Ketua Tim Penasehat Hukum Buhardiman, Ahmad Fajar Adi angkat bicara menyikapi putusan bebas kliennya. Kata dia, sedari awal perkara ini pihaknya berkeyakinan kliennya tak bersalah. Sebab, pembayaran PNBP PKH seperti yang didakwakan JPU merupakan kewenangan KLHK, bukan Dinas ESDM Sultra yang dipimpin Buhardiman pada 2020 lalu.
“Seharusnya yang dimintai pertanggungjawaban adalah Dinas Kehutanan bukan Dinas ESDM,” tekan Fajar saat dihubungi, Selasa 15 Februari 2022.
Yang lebih meyakinkan lagi, kata Fajar, kliennya saat menandatangani RKAB PT Toshida Indonesia berpijak pada Peraturan Gubernur (Pergub) Nomor 33 tahun 2014.
“Posisi (Buhardiman) menandatangani RKAB itu adalah delegasi,” tegas Fajar.
Kemudian, menurut dia, pembayaran PNBP PKH bukan menjadi syarat persetujuan RKAB.
“Apabila terjadi piutang, itu belum dapat dikatakan korupsi. Baru potensi pendapatan negara hilang bukan aktual, karena masih bisa ditagihkan,” jelas Fajar.

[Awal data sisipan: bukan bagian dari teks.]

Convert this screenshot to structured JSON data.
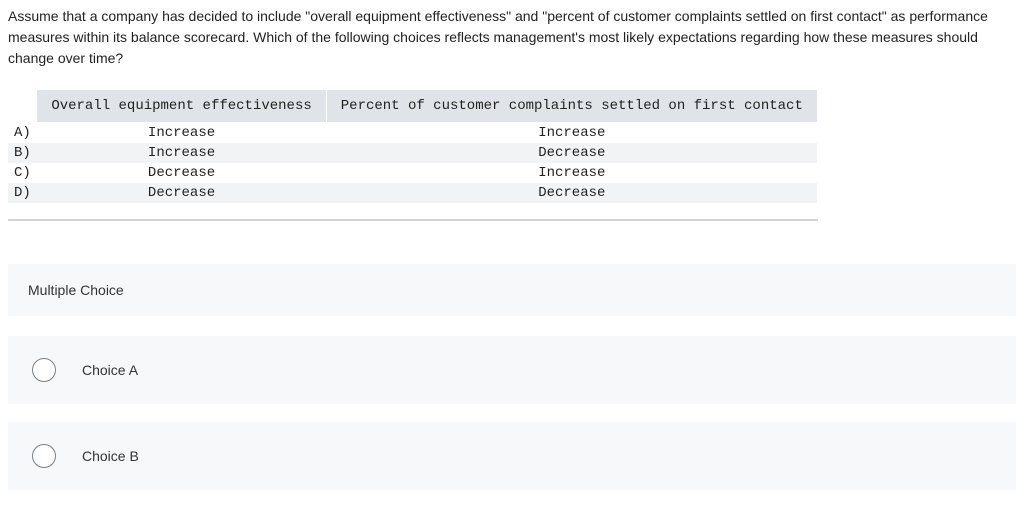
{
  "question": "Assume that a company has decided to include \"overall equipment effectiveness\" and \"percent of customer complaints settled on first contact\" as performance measures within its balance scorecard. Which of the following choices reflects management's most likely expectations regarding how these measures should change over time?",
  "table": {
    "headers": {
      "col1": "Overall equipment effectiveness",
      "col2": "Percent of customer complaints settled on first contact"
    },
    "rows": [
      {
        "label": "A)",
        "col1": "Increase",
        "col2": "Increase"
      },
      {
        "label": "B)",
        "col1": "Increase",
        "col2": "Decrease"
      },
      {
        "label": "C)",
        "col1": "Decrease",
        "col2": "Increase"
      },
      {
        "label": "D)",
        "col1": "Decrease",
        "col2": "Decrease"
      }
    ]
  },
  "mc_heading": "Multiple Choice",
  "options": [
    {
      "label": "Choice A"
    },
    {
      "label": "Choice B"
    }
  ]
}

Didakwa Berjamaah Melawan Hukum
JPU mendakwa Umar, Yusmin dan Buhardiman secara bersama-sama telah melakukan perbuatan melawan hukum.
Motifnya, Yusmin dan Buhardiman diduga telah memberikan persetujuan RKAB kepada PT Toshida Indonesia sejak 2019 sampai 2021. Padahal, PT Toshida Indonesia diketahui tidak pernah membayar PNBP PKH sejak 2010 hingga 2020.
Umar sendiri didakwa sebagai penerima izin persetujuan RKAB. Sementara izin penggunaan hutan PT Toshida Indonesia telah dicabut pada 2020.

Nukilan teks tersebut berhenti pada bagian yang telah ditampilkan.